Lastly the class met back up in front by the Smartboard and they each presented their inventions

They came up with some AMAZING inventions and really enjoyed sharing them with one another.  I let them go for the period with a final assignment: to exercise their creative problem solving skills by recognizing all the different problems they encounter in a day and trying to persevere and find multiple solutions them!







Tuesday, September 4, 2012

1st Day Back-My Artroom


I meant to take these last week and post them BEFORE the start of school, but better late than never I suppose.  

Here's a few shots of my art room :)








Sunday, September 2, 2012

Beautiful Oops








Tuesday is back to school day and I've been thinking about what I will be doing as my first day lesson.  Usually, I create a yearly teaching goal/theme for myself and my students to work on and then create a 1st day lesson that introduces the students to the theme we will be exploring all year.  

Two years ago I chose classroom management, specifically, 'how can I make my students work more independently in the art-room?' For that,  I did a art-room scavenger hunt on the first day and we then discussed the rules, procedures, expectations, and what it meant to be independent in art.




Last year I my focus question was 'how can I better teach viewing and discussing artworks?'. For that, I had my students create a list of things to think about while viewing work and we then while modeling and practicing these ideas, we discussed how to brainstorm, generate meaningful questions, and debate topics. 

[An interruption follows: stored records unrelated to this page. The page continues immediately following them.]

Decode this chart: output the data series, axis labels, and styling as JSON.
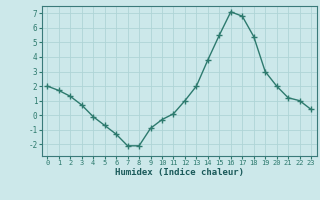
{
  "x": [
    0,
    1,
    2,
    3,
    4,
    5,
    6,
    7,
    8,
    9,
    10,
    11,
    12,
    13,
    14,
    15,
    16,
    17,
    18,
    19,
    20,
    21,
    22,
    23
  ],
  "y": [
    2.0,
    1.7,
    1.3,
    0.7,
    -0.1,
    -0.7,
    -1.3,
    -2.1,
    -2.1,
    -0.9,
    -0.3,
    0.1,
    1.0,
    2.0,
    3.8,
    5.5,
    7.1,
    6.8,
    5.4,
    3.0,
    2.0,
    1.2,
    1.0,
    0.4
  ],
  "xlabel": "Humidex (Indice chaleur)",
  "ylim": [
    -2.8,
    7.5
  ],
  "xlim": [
    -0.5,
    23.5
  ],
  "yticks": [
    -2,
    -1,
    0,
    1,
    2,
    3,
    4,
    5,
    6,
    7
  ],
  "xticks": [
    0,
    1,
    2,
    3,
    4,
    5,
    6,
    7,
    8,
    9,
    10,
    11,
    12,
    13,
    14,
    15,
    16,
    17,
    18,
    19,
    20,
    21,
    22,
    23
  ],
  "line_color": "#2d7a6e",
  "marker": "+",
  "bg_color": "#cce8ea",
  "grid_color": "#afd4d6",
  "spine_color": "#3a7a7a",
  "tick_label_color": "#2d7a6e",
  "xlabel_color": "#1a5a5a"
}
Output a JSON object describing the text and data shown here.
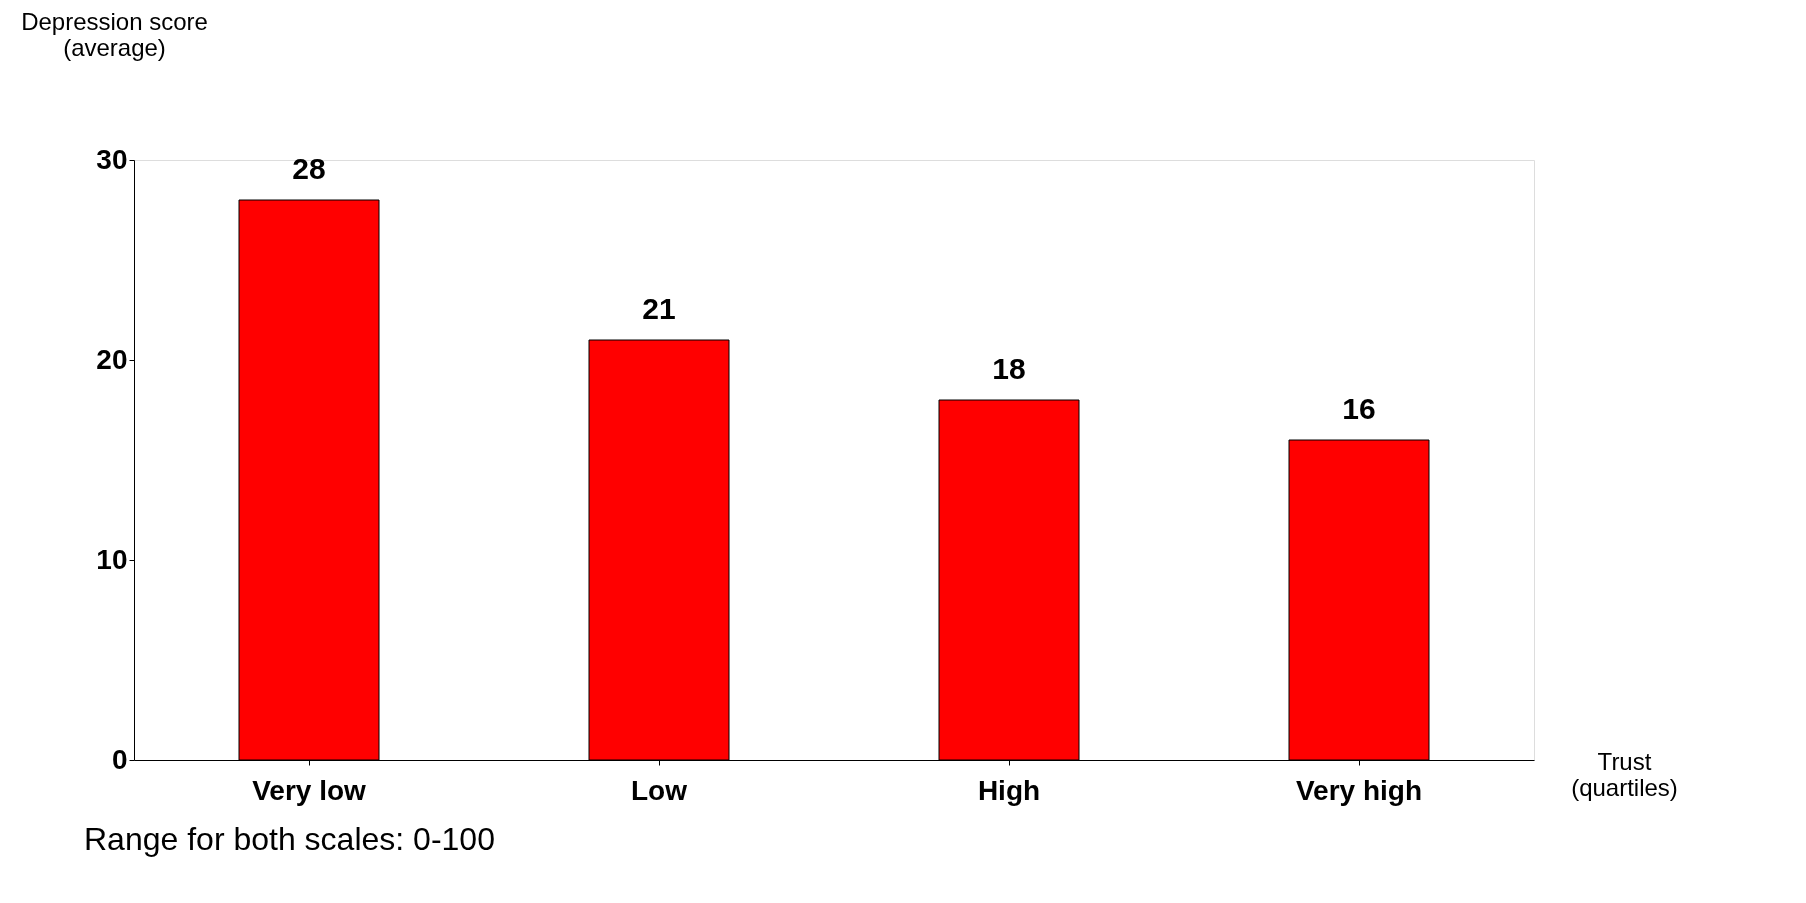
{
  "chart_data": {
    "type": "bar",
    "ylabel": "Depression score\n(average)",
    "xlabel": "Trust\n(quartiles)",
    "categories": [
      "Very low",
      "Low",
      "High",
      "Very high"
    ],
    "values": [
      28,
      21,
      18,
      16
    ],
    "color": "#ff0000",
    "ylim": [
      0,
      30
    ],
    "yticks": [
      0,
      10,
      20,
      30
    ],
    "grid": false,
    "data_labels": true,
    "annotations": [
      "Range for both scales: 0-100"
    ]
  }
}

This year, I'm thinking of the topic of problem solving and challenging myself to focus on the question 'how can I teach creative problem solving skills using art?'  
 I really feel like creative problem solving is something lacking in school these days, mostly because of the tremendous amount of state testing and test prep that has to be drilled in the general education classrooms all year.  I think it's so important for students to be able to problem solve independently, problem solve collaboratively, and understand that many times, there are multiple solutions for problems and that there is not always one 'right' answer, as they are so often taught because of these tests.  Also, it's important for them to understand that working through 
problems takes time, effort, patience, and perseverance, and that making  mistakes are part of the learning process.  

So in the spirit of problem solving I've posted 2 videos from youtube of Barney Saltzberg and his book Beautiful Oops, which illustrates in a very age-appropriate way, that making mistakes isn't just o.k. but an inherent part of the creative process. 

A thanks to Keeping The Mistakes for her mention of the book and her link to the video which helped to inspire this post!